One of the things that Lord Monckton said in that excellent letter telling off Olympia Snowe and Johnny Rockefeller, which I still have open:
But when the US administration sought to appoint Paul Reiter, a world expert on the mosquito, to the UN’s climate change panel, the panel vetoed his appointment because they knew he disagreed with the alarmist view that they were determined to purvey. It is easy to claim a “consensus” if scientists who disagree are excluded.
It’s easy to have a conventional wisdom if any of the news that disagrees with it is excluded. Back to Mr Godson:
Elements of the Muslim population are in so febrile a state that almost anything can send them into a tailspin. This year a minority of British Muslims has been offended by many things — from cartoons in obscure Danish newspapers to McDonald’s logos.
[Colin Cramphorn, the late Chief Constable of West Yorkshire] told me with dismay that an appreciable number of radicalised young Muslim men in Leeds believed that the London bombings were invented by the Jewish-dominated media. Why? Because they did not see any bodies being pulled up from the Underground!
Amazing how the workings of these minds go so well with the workings of the minds which find themselves in the MSM or on UN panels about global warming, eh?
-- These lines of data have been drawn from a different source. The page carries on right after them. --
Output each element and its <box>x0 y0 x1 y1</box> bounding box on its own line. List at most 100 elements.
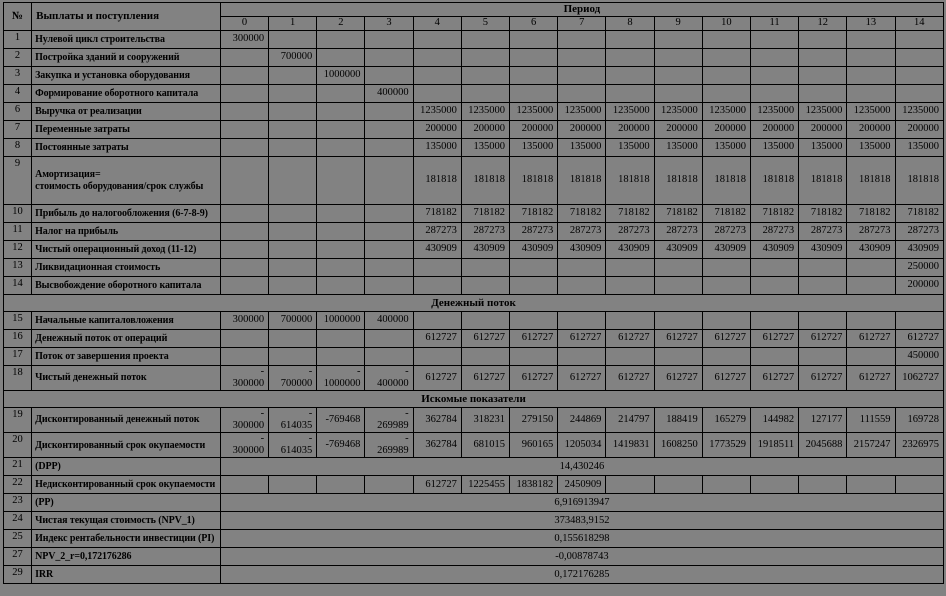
table-cell: 362784 <box>412 407 462 434</box>
table-cell: - 400000 <box>364 364 414 392</box>
table-cell <box>508 48 559 67</box>
table-cell <box>316 204 366 223</box>
table-cell: 181818 <box>557 156 607 205</box>
table-cell <box>749 347 800 366</box>
table-cell <box>460 48 511 67</box>
table-cell <box>364 102 414 121</box>
table-cell <box>364 120 414 139</box>
table-cell <box>268 240 318 259</box>
row-label: Нулевой цикл строительства <box>31 30 221 49</box>
table-row: 10 Прибыль до налогообложения (6-7-8-9) 71… <box>2 204 944 223</box>
table-cell: 430909 <box>798 240 848 259</box>
table-cell: 718182 <box>557 204 607 223</box>
table-cell: 450000 <box>894 347 944 366</box>
table-cell <box>846 311 896 330</box>
period-col-header: 13 <box>846 16 896 31</box>
table-cell <box>749 48 800 67</box>
row-label: Ликвидационная стоимость <box>31 258 221 277</box>
table-cell <box>268 276 318 295</box>
table-cell <box>846 84 896 103</box>
table-cell: 430909 <box>508 240 559 259</box>
period-col-header: 14 <box>894 16 944 31</box>
table-cell: 181818 <box>412 156 462 205</box>
table-cell <box>508 66 559 85</box>
table-cell: -769468 <box>316 407 366 434</box>
period-col-header: 2 <box>316 16 366 31</box>
table-cell: 718182 <box>412 204 462 223</box>
table-cell <box>316 240 366 259</box>
table-cell <box>798 475 848 495</box>
table-cell: 700000 <box>268 311 318 330</box>
table-cell <box>364 258 414 277</box>
table-cell <box>701 84 751 103</box>
table-cell <box>653 311 703 330</box>
table-cell <box>219 240 270 259</box>
table-cell: 2045688 <box>798 432 848 459</box>
table-cell: 612727 <box>412 329 462 348</box>
table-cell <box>508 84 559 103</box>
table-cell <box>316 138 366 157</box>
table-cell: 430909 <box>557 240 607 259</box>
row-number: 18 <box>2 364 33 392</box>
table-cell: 135000 <box>749 138 800 157</box>
table-cell <box>364 30 414 49</box>
table-cell: 135000 <box>894 138 944 157</box>
table-cell <box>219 276 270 295</box>
table-cell <box>268 475 318 495</box>
table-cell: 1235000 <box>460 102 511 121</box>
table-row: 14 Высвобождение оборотного капитала 20000… <box>2 276 944 295</box>
table-cell <box>701 311 751 330</box>
row-number: 2 <box>2 48 33 67</box>
table-cell: 135000 <box>798 138 848 157</box>
row-number: 15 <box>2 311 33 330</box>
table-cell <box>701 347 751 366</box>
table-cell <box>460 258 511 277</box>
table-cell <box>508 276 559 295</box>
table-cell: 287273 <box>701 222 751 241</box>
row-label: Недисконтированный срок окупаемости <box>31 475 221 495</box>
table-row: 25 Индекс рентабельности инвестиции (PI) 0… <box>2 529 945 549</box>
row-label: Переменные затраты <box>31 120 221 139</box>
table-row: 3 Закупка и установка оборудования 1000000 <box>2 66 944 85</box>
table-cell: 200000 <box>653 120 703 139</box>
table-cell: 287273 <box>557 222 607 241</box>
table-cell: 287273 <box>605 222 655 241</box>
table-cell <box>798 347 848 366</box>
table-cell: 127177 <box>798 407 848 434</box>
table-cell <box>749 276 800 295</box>
table-cell: 181818 <box>894 156 944 205</box>
table-row: 23 (PP) 6,916913947 <box>2 493 945 513</box>
table-cell <box>846 30 896 49</box>
table-cell <box>268 66 318 85</box>
table-cell: 1608250 <box>653 432 703 459</box>
row-label: Формирование оборотного капитала <box>31 84 221 103</box>
table-cell: 135000 <box>653 138 703 157</box>
table-cell <box>508 30 559 49</box>
table-cell: 1225455 <box>460 475 511 495</box>
table-cell <box>219 84 270 103</box>
table-cell <box>653 347 703 366</box>
table-cell <box>316 329 366 348</box>
table-cell: - 300000 <box>219 364 270 392</box>
table-cell: 612727 <box>508 364 559 392</box>
table-cell: 612727 <box>605 364 655 392</box>
table-cell <box>605 258 655 277</box>
table-cell <box>268 222 318 241</box>
table-row: 13 Ликвидационная стоимость 250000 <box>2 258 944 277</box>
table-row: 17 Поток от завершения проекта 450000 <box>2 347 944 366</box>
table-cell <box>508 258 559 277</box>
table-cell <box>557 347 607 366</box>
row-number: 13 <box>2 258 33 277</box>
table-cell: 612727 <box>798 364 848 392</box>
table-cell <box>316 276 366 295</box>
table-cell <box>268 347 318 366</box>
table-row: 8 Постоянные затраты 135000 135000 135000 135… <box>2 138 944 157</box>
table-cell: - 1000000 <box>316 364 366 392</box>
table-cell <box>364 475 414 495</box>
table-cell <box>798 84 848 103</box>
row-number: 4 <box>2 84 33 103</box>
row-label: IRR <box>31 565 221 585</box>
table-cell: 2157247 <box>846 432 896 459</box>
row-number: 1 <box>2 30 33 49</box>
…Singapore’s elder statesman, Lee Kuan Yew, sheds fascinating light on another question dominating discussion in the last year — are we losing in Iraq? Lee recalls that, not long after the Vietnam conflict ended, he argued that America may have lost in Indochina but that those 58,000 American lives were not sacrificed in vain. They bought time for the rest of East Asia to attain economic prosperity and stability — and the communists exhausted themselves in the struggle. Judged by the snapshot of 1975, America lost the battle. But in the longer term, it won the war for the wider region.
(Unless you’re a Vietnamese or Cambodian)
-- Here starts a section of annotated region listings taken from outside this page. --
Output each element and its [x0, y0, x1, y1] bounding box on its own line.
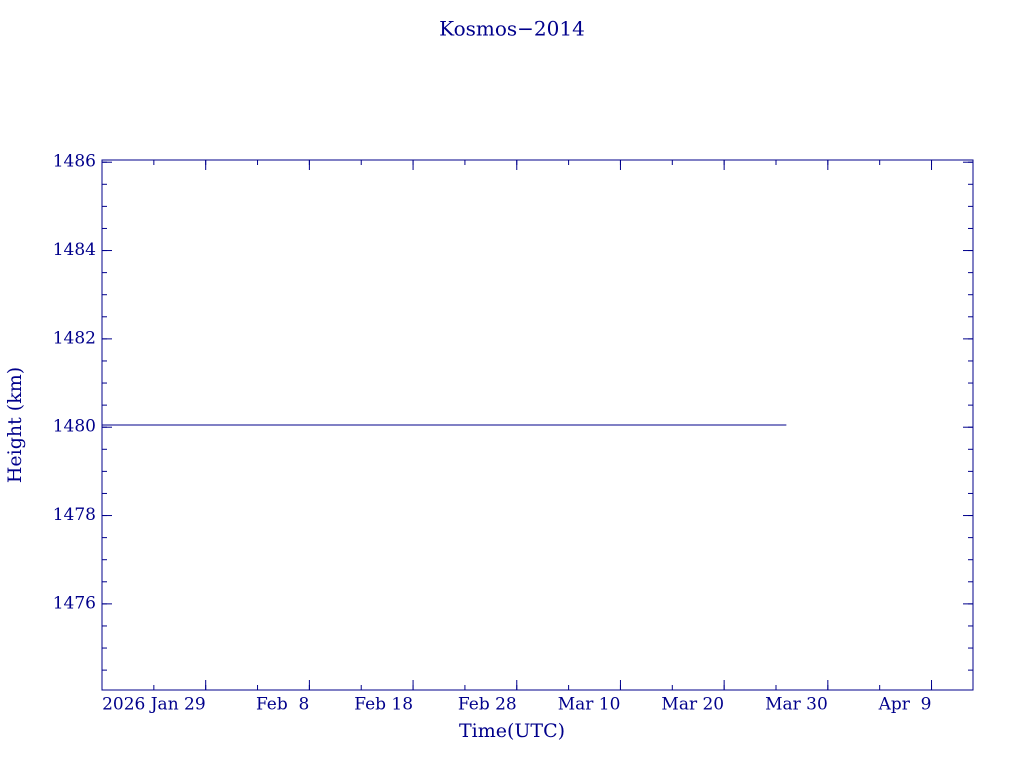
y-tick-label: 1484 [53, 240, 96, 260]
x-tick-label: Feb 8 [256, 695, 309, 715]
x-tick-label: Mar 20 [661, 695, 724, 715]
y-tick-label: 1482 [53, 328, 96, 348]
chart-title: Kosmos−2014 [439, 17, 585, 41]
x-tick-label: Feb 18 [354, 695, 413, 715]
x-axis-label: Time(UTC) [459, 720, 565, 742]
y-axis-label: Height (km) [4, 367, 26, 483]
x-tick-label: Feb 28 [458, 695, 517, 715]
y-tick-label: 1476 [53, 593, 96, 613]
y-tick-label: 1486 [53, 152, 96, 172]
x-tick-label: Mar 10 [558, 695, 621, 715]
x-tick-label: Mar 30 [765, 695, 828, 715]
x-tick-label: 2026 Jan 29 [102, 695, 206, 715]
y-tick-label: 1478 [53, 505, 96, 525]
y-tick-label: 1480 [53, 417, 96, 437]
x-tick-label: Apr 9 [878, 695, 932, 715]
Many years hence, will Iraq come to be viewed in the same light? From 2005, the jihadi world was riven by a dispute between al-Qaeda’s Abu Musab al-Zarqawi and his mentor, Abu Muhammad al-Maqdisi. Al-Maqdisi stated that al-Zarqawi’s priorities were askew. Iraq was the wrong war, at the wrong place, at the wrong time. It was rapidly becoming a “crematory” for the flower of Islamist youth. No energies were left for wider Islamist revolution elsewhere in the region.
Although al-Zarqawi was killed, he has for now won the debate. Again, this fascinating controversy received too little attention in the British media — perhaps because it didn’t fit into the easy narrative of Anglo-American humiliation in Iraq.
Sigh
See, I link to this, and I quote it extensively, and a lot of you will read it, and I know that it’s been published in The Times, and a lot more other people will read it, but it won’t make any difference because those people are never going to change, there’s nothing we can do about it, and they’ve won, so it’s all pointless. But at least we can gather here and bitch and moan about it as it happens in front of our eyes.
Bah. Happy freaking New Year.
December 27th, 2006 at 1:19 pm
Although al-Zarqawi was killed, he has for now won the debate.
Nothing sez winning like dead.
December 27th, 2006 at 4:22 pm
And nothing says warming like cold and nothing says proven science like peer-pressure consensus and nothing Joo-conspiracy like anything at all happening in the world that might actually have something to do with a Muslim.
They should all get married and have children and then we can all go to hell in a faster handbasket. It’s the waiting that’s pissing me off.